水曜夜10時台は毎度、日本テレビとフジテレビのドラマバトルが繰り広げられている。4月8日には、この春からの新ドラマとして波瑠(34)と麻生久美子(47)がダブル主演する日本テレビ系水曜ドラマ『月夜行路』、ディーン・フジオカ(45)主演のフジテレビ系水10ドラマ『LOVED ONE』の第1話が同時に放送された。どちらもミステリー系の作品だが、初回の視聴率は『月夜行路』が圧倒したようだ――。

 ドラマ『月夜行路』は、人気ミステリー作家・秋吉理香子氏の同名小説が原作。夫に浮気疑惑があり、家庭に居場所がない主婦・沢辻涼子(麻生)が、ひょんなことから文学を愛する銀座のバーのママ・野宮ルナ(波瑠)と会い、2人で旅先の大阪で繰り広げていく文学ロードミステリー。

 そんな『月夜行路』初回の個人視聴率は3.0%(関東地区/ビデオリサーチ調べ)。一方の『LOVED ONE(ラブドワン)』は、変人天才法医学者・水沢真澄(ディーン)が主人公の法医学ヒューマンミステリードラマだが、初回の個人視聴率は1.9%だった。

 ディーンと波瑠はNHK連続テレビ小説あさが来た』(2015年後期)でブレイクした同士ということもあり“対決”に注目する声もあったが、第1話は『月夜行路』が制したようだ。

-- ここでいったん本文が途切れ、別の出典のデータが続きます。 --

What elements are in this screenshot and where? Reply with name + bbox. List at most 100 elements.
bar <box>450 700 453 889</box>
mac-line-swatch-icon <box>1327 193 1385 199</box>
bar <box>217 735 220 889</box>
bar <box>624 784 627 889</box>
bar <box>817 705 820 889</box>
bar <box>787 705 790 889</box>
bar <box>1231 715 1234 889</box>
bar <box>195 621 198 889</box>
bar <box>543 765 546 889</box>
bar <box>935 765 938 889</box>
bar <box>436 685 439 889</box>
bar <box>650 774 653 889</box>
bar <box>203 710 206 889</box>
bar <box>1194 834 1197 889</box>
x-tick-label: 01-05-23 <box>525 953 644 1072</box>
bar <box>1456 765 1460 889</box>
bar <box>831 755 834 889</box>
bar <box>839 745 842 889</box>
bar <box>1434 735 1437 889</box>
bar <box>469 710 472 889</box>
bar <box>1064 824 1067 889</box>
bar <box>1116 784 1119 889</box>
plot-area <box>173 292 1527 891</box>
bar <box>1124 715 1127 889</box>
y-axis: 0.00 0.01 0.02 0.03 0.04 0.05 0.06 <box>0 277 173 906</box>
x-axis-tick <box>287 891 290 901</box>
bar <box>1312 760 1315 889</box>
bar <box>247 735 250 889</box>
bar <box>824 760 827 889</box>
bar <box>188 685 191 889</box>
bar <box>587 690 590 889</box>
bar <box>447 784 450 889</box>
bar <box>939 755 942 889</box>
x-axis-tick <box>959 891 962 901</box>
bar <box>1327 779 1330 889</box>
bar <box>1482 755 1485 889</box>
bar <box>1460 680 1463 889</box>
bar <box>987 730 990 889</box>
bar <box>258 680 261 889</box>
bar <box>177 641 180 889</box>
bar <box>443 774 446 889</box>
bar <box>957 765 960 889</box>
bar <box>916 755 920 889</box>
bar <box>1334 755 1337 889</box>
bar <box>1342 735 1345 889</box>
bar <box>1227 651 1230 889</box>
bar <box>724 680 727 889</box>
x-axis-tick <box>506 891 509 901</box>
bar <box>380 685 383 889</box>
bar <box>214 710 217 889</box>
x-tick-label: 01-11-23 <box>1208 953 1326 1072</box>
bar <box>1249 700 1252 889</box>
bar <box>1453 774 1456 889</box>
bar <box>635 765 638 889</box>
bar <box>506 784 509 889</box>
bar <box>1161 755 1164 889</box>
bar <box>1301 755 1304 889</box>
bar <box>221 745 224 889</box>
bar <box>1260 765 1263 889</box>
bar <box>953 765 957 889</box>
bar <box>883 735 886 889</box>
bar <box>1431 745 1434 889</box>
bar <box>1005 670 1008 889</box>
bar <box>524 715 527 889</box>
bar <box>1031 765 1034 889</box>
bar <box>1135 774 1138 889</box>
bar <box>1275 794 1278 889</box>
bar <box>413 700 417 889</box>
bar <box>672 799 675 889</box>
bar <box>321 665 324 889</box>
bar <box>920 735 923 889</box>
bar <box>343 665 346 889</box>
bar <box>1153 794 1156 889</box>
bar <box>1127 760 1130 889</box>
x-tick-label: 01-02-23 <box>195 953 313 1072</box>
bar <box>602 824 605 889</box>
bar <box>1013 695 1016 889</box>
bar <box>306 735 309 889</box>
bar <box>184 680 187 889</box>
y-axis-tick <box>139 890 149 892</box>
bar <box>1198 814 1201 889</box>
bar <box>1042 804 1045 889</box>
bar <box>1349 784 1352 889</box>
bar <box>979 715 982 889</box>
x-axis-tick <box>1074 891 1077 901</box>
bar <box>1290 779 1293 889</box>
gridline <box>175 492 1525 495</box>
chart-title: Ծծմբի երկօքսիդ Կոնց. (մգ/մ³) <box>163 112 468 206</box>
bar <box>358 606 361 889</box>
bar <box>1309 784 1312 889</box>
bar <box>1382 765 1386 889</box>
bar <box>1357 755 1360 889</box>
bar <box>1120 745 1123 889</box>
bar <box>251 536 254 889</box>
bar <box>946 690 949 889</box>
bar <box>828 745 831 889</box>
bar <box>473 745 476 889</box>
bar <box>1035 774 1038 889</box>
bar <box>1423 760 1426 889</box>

『月夜行路』がより多くの視聴者を集めた背景には、同作が近年のトレンド「考察」の要素も持ち合わせた作品だからではないかという声もある。キャッチコピーは《この旅も、この出会いも、初めから何かがおかしい》という意味深なもので、放送直前にはドラマ公式Xが同コピーを強調した投稿もしていた。

 第1話の時点では、特に波瑠演じるルナを巡って違和感のある描写があり、考察班がうごめいている。

 ルナの違和感――まず、ルナが涼子(麻生)を旅に誘った目的だ。ルナの目的は、表向きには“文学関連の聖地巡り”。バーで出会った涼子が、20年以上前に恋をするも突然「実家の事業を継ぐ」と別れを告げた男・カズト(ACEes・作間龍斗/23)に未練があることを知り、無理やり同行させて大阪旅へ――という流れだったが、第1話のラストでは「彼女(ルナ)が私と旅する本当の理由を知るのは、もう少し先の話だ」(涼子)という意味深なモノローグも。実際には何か深い理由があると見られる。